Sparklyr：如何在列表列中将自己的列列入Spark表中的列？ [英] Sparklyr: how to explode a list column into their own columns in Spark table?

查看：459 发布时间：2017/7/13 20:42:12 r apache-spark dplyr tidyr sparklyr

本文介绍了Sparklyr：如何在列表列中将自己的列列入Spark表中的列？的处理方法，对大家解决问题具有一定的参考价值，需要的朋友们下面随着小编来一起学习吧！

问题描述

我的问题与此处中的问题类似，但我在执行答案时遇到问题，我无法所以，我有一个大的CSV文件，其中包含一个嵌套的数据，它包含2个由空格分隔的列（例如，第一列是Y，第二列）是X）。列X本身也是逗号分隔值。

  21.66 2.643227,1.2698358,2.6338573,1.8812188,3.8708665 ... 
 35.15 3.422151，-0.59515584,2.4994135，-0.19701914,4.0771823，... 
 15.22 2.8302398,1.9080592，-0.68780196,3.1878228,4.6600842 ... 
 ...

我想使用 sparklyr 将此CSV读取到两个不同的Spark表中。

到目前为止，这是我一直在做的：

使用 spark_read_csv 将所有CSV内容导入到Spark数据表中

df = spark_read_csv sc，path =path，name =simData，delimiter =，header =false，infer_schema =false）

结果是一个名为 simData 的Spark表，具有2列： C0 和 C1

使用 dplyr 先选择&第二列，然后将它们注册为分别为Y和X的新表

simY < - df％>％select（C0）％ >％sdf_register（simY）

simX< - df％>％select（C1）％>％sdf_register（simX）

在 simX 使用 ft_regex_tokenizer 函数，关于这里。

ft_regex_tokenizer（input_DF，input.col =COL，output.col =ResultCols，pattern ='\\ ## ＃'）

但是当我尝试 / code>它使用 dplyr ：

 来源：查询[6 x 1] 
数据库：spark connection master = yarn-client app = sparklyr local = FALSE 
 
结果
< list> 
 1< list [789]> 
 2< list [789]> 
 3< list [789]> 
 4< list [789]> 
 5< list [789]> 
 6< list [789]>

我想把它变成一个新的Spark表，并将类型转换为double。有没有办法做到这一点？
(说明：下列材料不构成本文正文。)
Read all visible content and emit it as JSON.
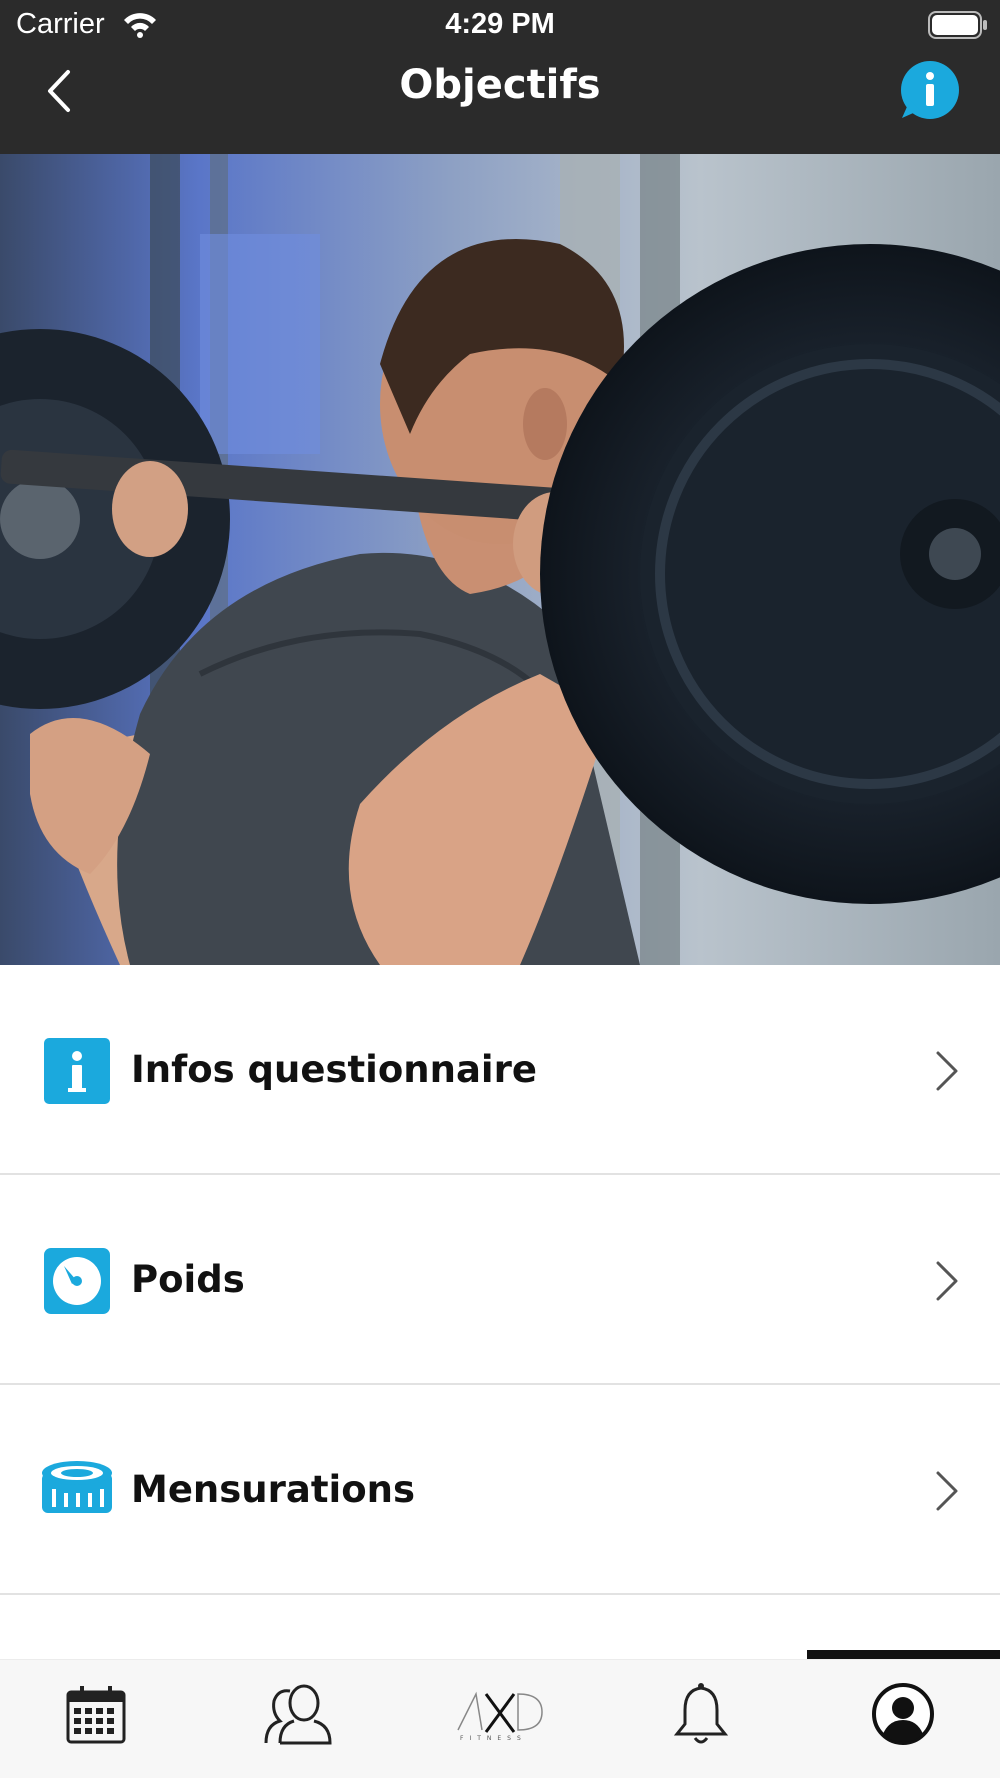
{
  "status_bar": {
    "carrier": "Carrier",
    "time": "4:29 PM",
    "wifi_icon": "wifi-icon",
    "battery_icon": "battery-icon"
  },
  "nav": {
    "title": "Objectifs",
    "back_icon": "chevron-left-icon",
    "info_icon": "info-bubble-icon"
  },
  "hero": {
    "image": "man-squatting-barbell-in-gym"
  },
  "menu": {
    "items": [
      {
        "label": "Infos questionnaire",
        "icon": "info-square-icon"
      },
      {
        "label": "Poids",
        "icon": "scale-icon"
      },
      {
        "label": "Mensurations",
        "icon": "measuring-tape-icon"
      }
    ]
  },
  "tabbar": {
    "items": [
      {
        "icon": "calendar-icon"
      },
      {
        "icon": "group-icon"
      },
      {
        "icon": "axd-fitness-logo",
        "logo_text": "AXD FITNESS"
      },
      {
        "icon": "bell-icon"
      },
      {
        "icon": "profile-icon",
        "selected": true
      }
    ]
  },
  "colors": {
    "header_bg": "#2b2b2b",
    "accent": "#1ba9dd",
    "text": "#111111",
    "divider": "#e2e2e2"
  }
}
我已经将收集数据转换为R（使用 dplyr ），转换为矩阵，然后为每一行执行 strsplit ，但我认为这不是一个解决方案，因为CSV大小可以达到40GB。

 
 
 编辑：Spark版本是1.6.0 
解决方案
让我们说你的数据看起来像这样
  library（dplyr）
库（sparklyr）
 
 df<  -  data.frame（text = c 1.0,2.0,3.0，4.0,5.0,6.0））
 sdf<  -  copy_to（sc，df，df，overwrite = TRUE）
  / pre> 
 
 ，您已经创建了一个 spark_connection ，您可以按照
  n < -  3 
 
＃Hive 
＃中的数组访问没有函数语法，所以我们必须建立[]表达式
＃CAST（... AS double）可以在sparklyr / dplyr中使用as.numeric 
 exprs<  -  lapply（
 0：（n  -  1），
函数（i）粘贴（CAST（bits [，i，] AS double） AS x，i，sep =））
 
 sdf％>％
＃转换为Spark DataFrame 
 spark_dataframe（）％>％
＃使用表达式与拆分
 invoke（selectExpr，list（split（text，'，'）AS bits））％>％
＃选择单个列
 invoke selectExpr，exprs）％>％
＃在tranore中注册表（Spark 1.x中的registerTempTable）
 invoke（createOrReplaceTempView，expanding_df）
  
并使用 dplyr :: tbl 取回 sparklyr 对象：
  tbl（sc，expanding_df）
  
 
 
 
 资料来源：query [2 x 3] 
数据库：spark connection master = local [8] app = sparklyr local = TRUE 
 
 x0 x1 x2 
< dbl> < DBL> < DBL> 
 1 1 2 3 
 2 4 5 6 
  
 
My question is similar with the one in here, but I'm having problems implementing the answer, and I cannot comment in that thread.


So, I have a big CSV file that contains a nested data, which contains 2 columns separated by whitespace (say first column is Y, second column is X). Column X itself is also a comma-separated value.
21.66 2.643227,1.2698358,2.6338573,1.8812188,3.8708665,...
35.15 3.422151,-0.59515584,2.4994135,-0.19701914,4.0771823,...
15.22 2.8302398,1.9080592,-0.68780196,3.1878228,4.6600842,...
...
I want to read this CSV into 2 different Spark tables using sparklyr. 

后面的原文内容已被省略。